And that’s a lot compared to how many customers are getting energy data directly from their smart meter HANs. PG&E has been piloting home-to-meter connectivity for some time, and last year joined California’s other big investor-owned utilities to allow customer-purchased devices to connect to its ZigBee smart meter networks. But as of mid-year, only 364 customers had registered such third-party devices with PG&E, according to its 2013 report.
Even so, PG&E is mandated to increase its capacity for HAN connectivity to manage 25,000 customers this year and 200,000 by next year, Arthur Anderson, who leads the Emerging Technology Laboratory at the San Ramon facility, said last week. That’s because PG&E wants to expand the HAN to cover all kinds of different devices and programs, Dasso said.
That includes using the HAN to connect the 160,000 customers signed up for PG&E’s air-conditioning-based direct load control program, he said. That old-school form of demand response, which sends out one-way radio signals to turn AC compressors off to reduce peak loads, doesn’t provide the utility any feedback, something that the two-way smart meter network could help provide.
Nor have these one-way direct control programs proven particularly popular with the public. That’s pushing more utilities like PG&E to offer pricing programs that incentivize peak load reduction in more customer-friendly ways -- and while they're not smart-meter-enabled and HAN-enabled right now, they’re meant to be in the future.
For example, PG&E has more than 120,000 customers in its SmartRate critical peak pricing program, which now sends customers day-ahead warnings via phone and email alerts -- though PG&E is spending $12 million to pilot a version that sends messages through its smart meter HAN networks. Another 872,000 customers are receiving home energy reports from Opower, which has also launched a pilot with Honeywell to bring connected smart thermostats to a small group of PG&E test customers.
Managing the solar-energized customer base
Another future use of smart meters and HANs is to connect to PG&E’s growing roster of solar-equipped customers. As of June 30, PG&E had 88,947 customer-owned or -operated solar systems connected to its grid, with a combined generation capacity of 978.7 megawatts. That’s nearly as much power as one big coal-fired or nuclear power plant produces, but spread out across the edges of the distribution grid -- and for the most part, PG&E has no way to know how much power those PV systems are generating at any given time.

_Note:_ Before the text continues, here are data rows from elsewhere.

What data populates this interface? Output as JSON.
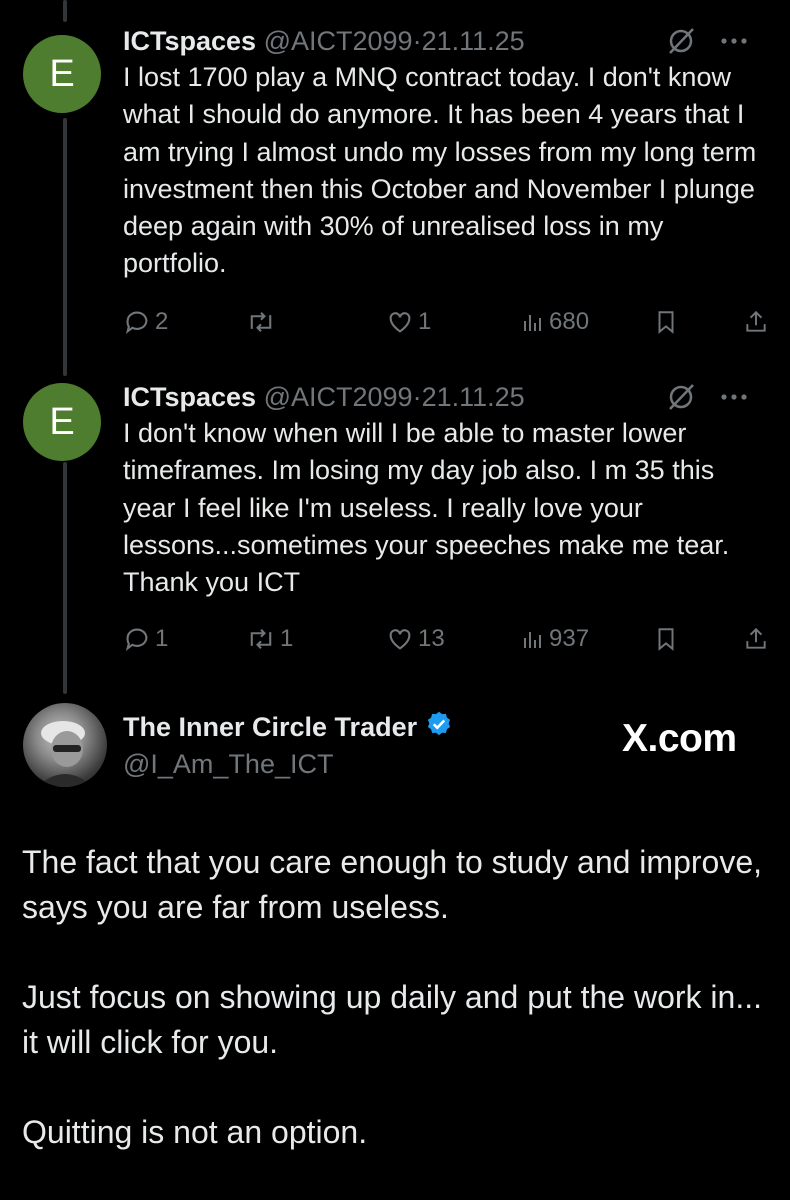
{
  "tweets": [
    {
      "avatar_letter": "E",
      "name": "ICTspaces",
      "handle": "@AICT2099",
      "date": "21.11.25",
      "text": "I lost 1700 play a MNQ contract today. I don't know what I should do anymore. It has been 4 years that I am trying I almost undo my losses from my long term investment then this October and November I plunge deep again with 30% of unrealised loss in my portfolio.",
      "replies": "2",
      "retweets": "",
      "likes": "1",
      "views": "680"
    },
    {
      "avatar_letter": "E",
      "name": "ICTspaces",
      "handle": "@AICT2099",
      "date": "21.11.25",
      "text": "I don't know when will I be able to master lower timeframes. Im losing my day job also. I m 35 this year I feel like I'm useless. I really love your lessons...sometimes your speeches make me tear. Thank you ICT",
      "replies": "1",
      "retweets": "1",
      "likes": "13",
      "views": "937"
    }
  ],
  "reply_author": {
    "name": "The Inner Circle Trader",
    "handle": "@I_Am_The_ICT",
    "verified": true
  },
  "watermark": "X.com",
  "reply_paragraphs": [
    "The fact that you care enough to study and improve, says you are far from useless.",
    "Just focus on showing up daily and put the work in... it will click for you.",
    "Quitting is not an option."
  ],
  "colors": {
    "background": "#000000",
    "text": "#e7e9ea",
    "muted": "#71767b",
    "avatar_green": "#4e7d2f",
    "verified_blue": "#1d9bf0"
  },
  "icons": [
    "grok-icon",
    "more-icon",
    "reply-icon",
    "retweet-icon",
    "like-icon",
    "views-icon",
    "bookmark-icon",
    "share-icon",
    "verified-badge-icon"
  ]
}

Smart meters could help with that, Dasso said. One method is to use smart meters to measure solar’s net impact on whole-home energy usage through the course of the day, as PG&E does to calculate the net metering benefits it’s required to pay solar-equipped customers. Solar systems can also be individually metered, as is the case with larger-scale projects.

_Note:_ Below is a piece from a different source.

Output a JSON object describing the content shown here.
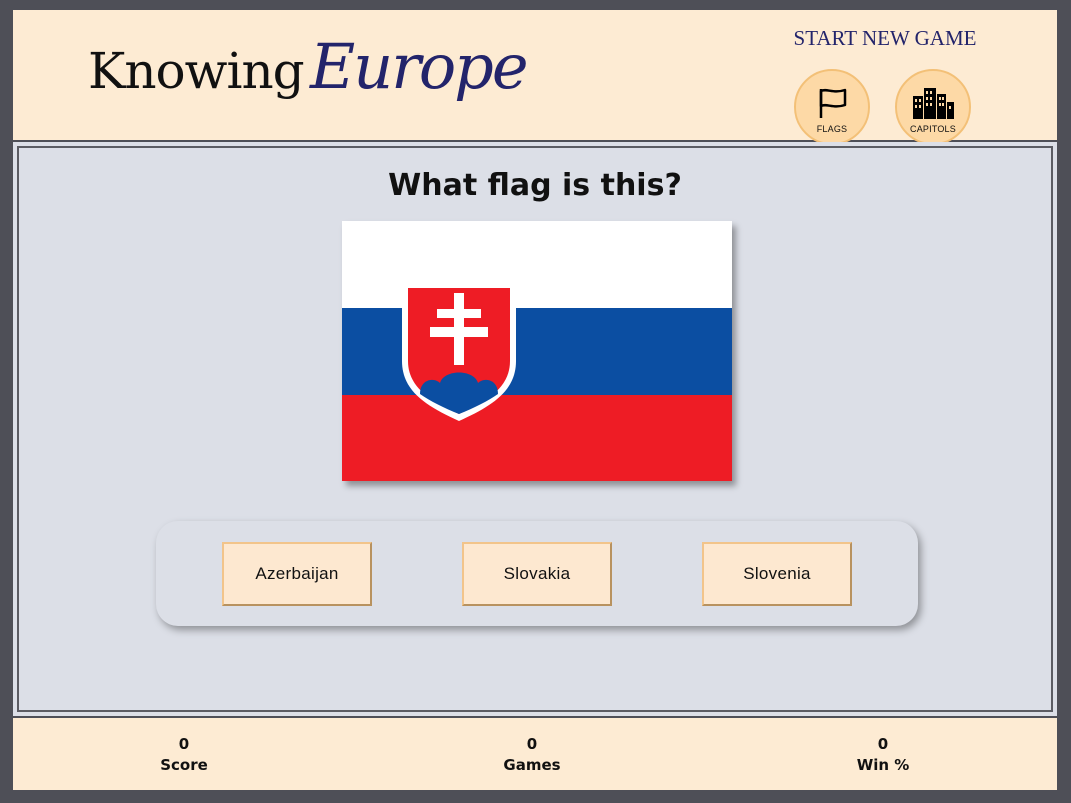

Beyond that, PG&E and its fellow California investor-owned utilities are looking toward the state’s Electric Program Investment Charge (EPIC) program, which allocates $162 million to projects between now and 2020. PG&E is seeking approval from the California Public Utilities Commission for a project aimed at solar inverters, to “allow [the utility] to look at ways we could communicate with those inverters more directly,” he said -- a task that could help manage the problems that distributed PV systems can cause for grid stability.
Another San Ramon laboratory is already busy testing solar inverters’ effects on the grid when it comes to unintentional islanding. That’s a term for what happens when isolated sections of the distribution grid are disconnected from grid power, but remain energized by all the solar systems on them.

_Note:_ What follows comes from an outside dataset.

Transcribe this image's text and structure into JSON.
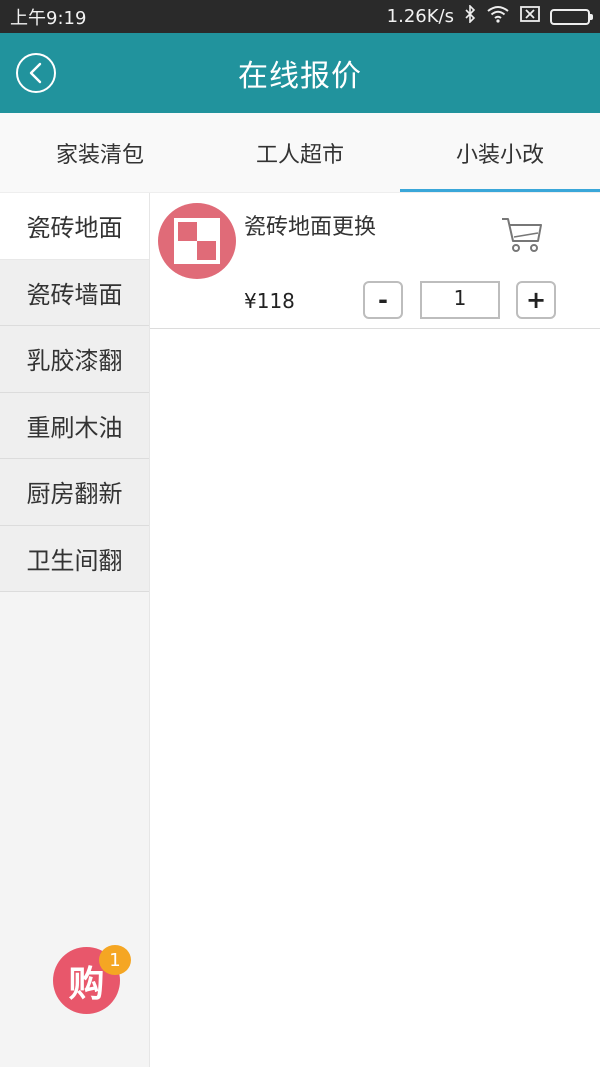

While IEEE 1547 standards require grid-connected inverters to disconnect when grid power goes down, “1547 does not address the whole system performance,” Dasso said. In other words, on parts of the grid with significant amounts of solar generation, each individual inverter may not sense the loss of grid power, since they’re all powering one another, so to speak. That could be a good thing, if that section of the grid is designed to operate as a microgrid -- but when it’s unintended, it can cause damage to grid systems and loads like electric motors, as well as presenting a danger to utility workers and the public.
Batteries and other forms of distributed energy storage could help stabilize solar power that’s integrated with the grid, though customer-owned storage systems can also create complications for utilities. But with the CPUC set to mandate the state’s utilities to add a collective 1.3 gigawatts of energy storage to their grids by 2020, PG&E is under the gun to learn the ins and outs of grid storage integration.
PG&E already has two large-scale sodium-sulfur battery projects up and running in Vacaville and San Jose, but it’s also preparing for more distributed batteries, including those owned and operated by third parties. To prepare, it’s testing a range of battery and inverter combinations at its San Ramon facility to see how they can be expected to perform under a range of environmental and operating conditions, Dasso said.
Someday, plug-in electric vehicles might help play a role in grid balancing as well -- if the utility can find them. PG&E has a few small-scale pilot programs underway to test “smart charging” and demand response with plug-in cars. At the same time, there are only 4,258 customers enrolled in the utility's electric vehicle rate programs, which suggests that many plug-in owners in its service territory who don’t report when they buy a new EV may be missing out. That’s something that California utilities are soon hoping to remedy via a state law that allows the DMV to share its data as long as customers’ privacy is protected.
Combining disparate distribution operations into a single view
Eventually, PG&E wants to connect its AMI network into its broader distribution grid operations, which are in the process of being consolidated from thirteen separate locations into three new Distribution System Operations Centers. As part of this consolidation, PG&E is taking on the task of converting a disparate set of operations software, along with old-fashioned wall maps with colored stick-pins indicating outage locations, into an integrated system.
That’s a huge task, incorporating everything from grid asset data, digital distribution grid models and geographic information system (GIS) maps that put disparate grid information into a single view, to weather forecasts, utility workforce management and coordinated communications systems that let PG&E work with local and state emergency responders during storms and other power emergencies.
While PG&E is building this system up from vendor software tools such as Esri’s GIS, asset management from SAP and a distribution management system (DMS) from ABB’s Ventyx, “We will never get one vendor to do everything we want to do,” Hanley said. That’s particularly true when what a utility wants to do crosses utility software’s traditional boundaries. Although we’re seeing more grid vendors incorporate multipurpose capabilities into their platforms, much of the work remains in the hands of big utilities trying it all out for the first time.
The task gets even more complicated when PG&E’s distribution automation (DA) work comes into the picture. PG&E has equipped 380 circuits with fault location, isolation and service restoration (FLISR) systems that have saved nearly 3.8 million customer outage minutes since they were installed, by rerouting power to minimize the number of customers affected. That’s part of the utility’s $360 million Cornerstone Improvement Program, and PG&E is going back to the California Public Utilities Commission (CPUC) to ask for more money in its 2013 general rate case to expand that work.
Earlier this year, PG&E got a long-awaited CPUC approval to start the next phases of its DA work, a set of four pilot projects that will spend a combined $80 million over the coming years. Those include $16.78 million to install line sensors on about 30 distribution circuits to help pinpoint locations of outages; another $12.9 million for a “detect-and-locate” pilot that uses smart meters and existing grid gear for similar tasks on fifteen distribution circuits; and $38.5 million for a voltage and reactive power (volt/VAR) project to balance voltages on up to twelve distribution feeders for efficiency and better integration of distributed energy resources.
All of these systems will need to be integrated into the bigger distribution grid picture, if they’re to serve the needs of PG&E’s scattered challenges to the century-old paradigm of centralized grid control.